Right. Yeah, thank you, Patrick, and thanks for hitting on that. The FDA clearly guided us to the understanding that they are thinking that it would be an SNDA pathway, so in that definition, if you will, you are leveraging the safety data set from SVT. As Dr. Cam had mentioned before, we'll obviously be evaluating this in a phase three comparative trial in AFib where we'll look at safety as well, but we feel like that's an important leverage point for us to take advantage of. And, you know, that allows this fast pathway to a potential AFib-RVR filing shortly after you get that top-line data. So our view is single study to deliver efficacy largely, although we'll measure everything, of course, and be able to deliver that for our S&DA approval. Yeah, terrific. Thank you so much. Thanks, Patrick.
Thank you. And this concludes the question and answer session. I would like to turn the floor to Joseph Aliveto for any closing comments.
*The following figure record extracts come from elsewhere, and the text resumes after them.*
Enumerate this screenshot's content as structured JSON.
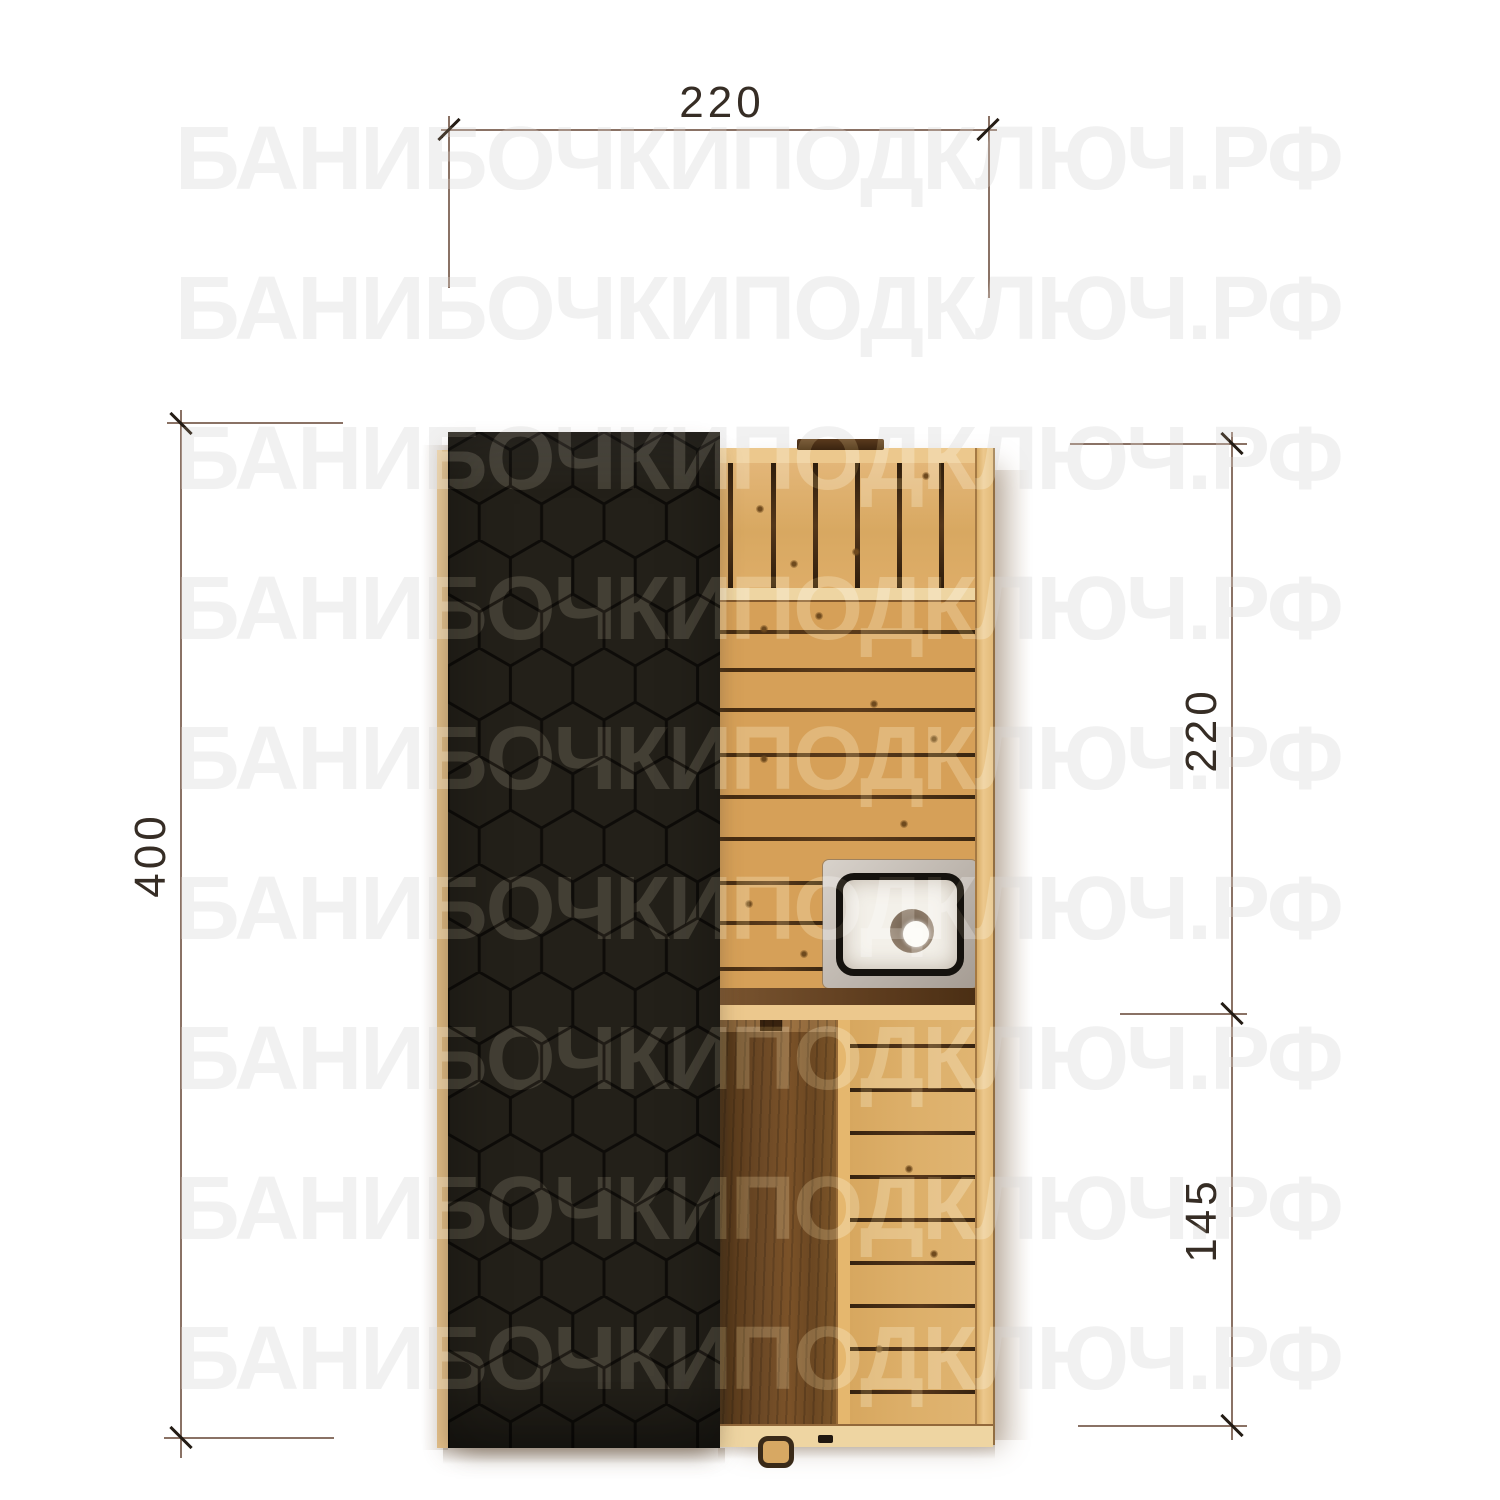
{
  "watermark": {
    "text": "БАНИБОЧКИПОДКЛЮЧ.РФ",
    "rows": 9
  },
  "dimensions": {
    "top_width": {
      "value": "220",
      "orientation": "horizontal",
      "position": "top"
    },
    "left_height": {
      "value": "400",
      "orientation": "vertical",
      "position": "left"
    },
    "right_upper": {
      "value": "220",
      "orientation": "vertical",
      "position": "right-upper"
    },
    "right_lower": {
      "value": "145",
      "orientation": "vertical",
      "position": "right-lower"
    }
  },
  "palette": {
    "background": "#ffffff",
    "watermark": "#ececec",
    "dim_line": "#8a7265",
    "dim_tick": "#241c15",
    "dim_label": "#362d25",
    "roof_fill": "#232019",
    "roof_line": "#0e0c09",
    "wood_base": "#d6a058",
    "wood_bright": "#ecc88d",
    "wood_pale": "#eed5a2",
    "gap_dark": "#3a2610",
    "walnut_door": "#6e4a26",
    "steel_light": "#d8d2cb",
    "steel_dark": "#a59c93",
    "basin": "#f3f0e9",
    "band_brown": "#5c3b1d"
  }
}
Thank you, Keith. And I'd like to thank everyone for taking the time out to hear the milestone story and especially our guests and experts, Dr. John Kam and Dr. Sean Picorni for their outstanding comments today. And we'll look forward to seeing everyone as we speak at the end of the quarter today. Take care.
Thank you. The conference has now concluded. Thank you for attending today's presentation, and you may now disconnect your lines.